What should public schools provide?

  • An outstanding, well-rounded education.
  • Recognize that schools already provide a lot more than education. Schools are becoming a social service agency. Are we really allowing teachers to have the skill set they need to do their jobs?
  • The community expects more than an adequate education.
  • Schools need the ability to be consistent across districts in standards and competitive with the world.
  • All-day kindergarten. All kids need to come to school ready to learn. Not all parents have the ability to get kids ready to learn.
  • Restore discipline and structure in kids’ lives because they’re not getting it outside school. School should be a safe learning environment.
  • When kids graduate from high school, they should be ready for any career path. Not all will go to college.
  • Students need a well-rounded education without excessive emphasis on testing.
  • A track for the highest goals/expectations for all.
  • Make a high school diploma mean something and accessible to all.
  • Schools should provide the best educators in the field.

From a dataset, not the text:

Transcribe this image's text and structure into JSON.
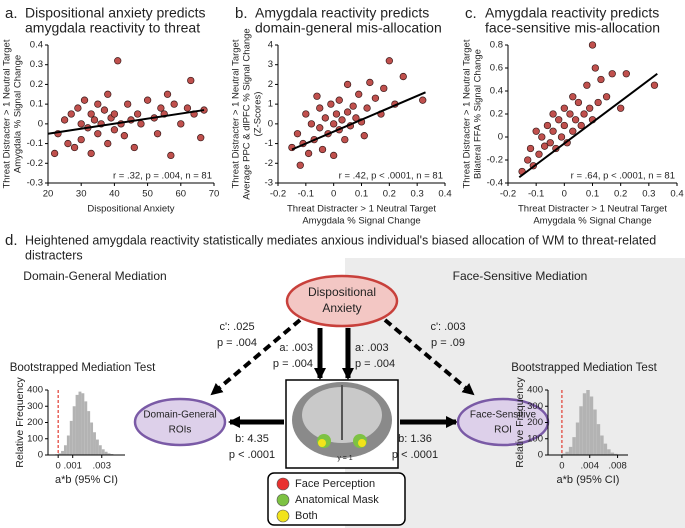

How can we all help schools achieve the above?

  • We need the school boards, the teachers union, the superintendents – all the organizations within the education community – to get together and talk about the good things going on. That approach needs to be made. They should be promoting the positive things instead of taking the defensive.
  • We need more meetings like this, more community input. We have to do whatever we can to get everyone to the table. More meetings with all the stakeholders in the same room talking about what works, what doesn’t and how to collectively make changes. Bring the stakeholders to the discussion.
  • If we can do precinct caucuses for politicians, we can do grassroots advocacy for schools.
  • Keep parents engaged. More parental involvement.
  • Research the candidates and vote for those who truly support public education.
  • Education community uniform in supporting schools and public education
  • Continued training of teachers.
  • Public education has a chip on its shoulder. If you don’t know any teachers and you don’t go in to the schools, it’s easy to criticize. Schools need to better inform the public about the good things. They should promote the public visiting the schools to see for themselves the work taking place. They will walk out believing in the schools.
  • Local control of schools, under the umbrella of guidance from the Legislature. Districts and local school boards do know what is best for their local students, teachers and community.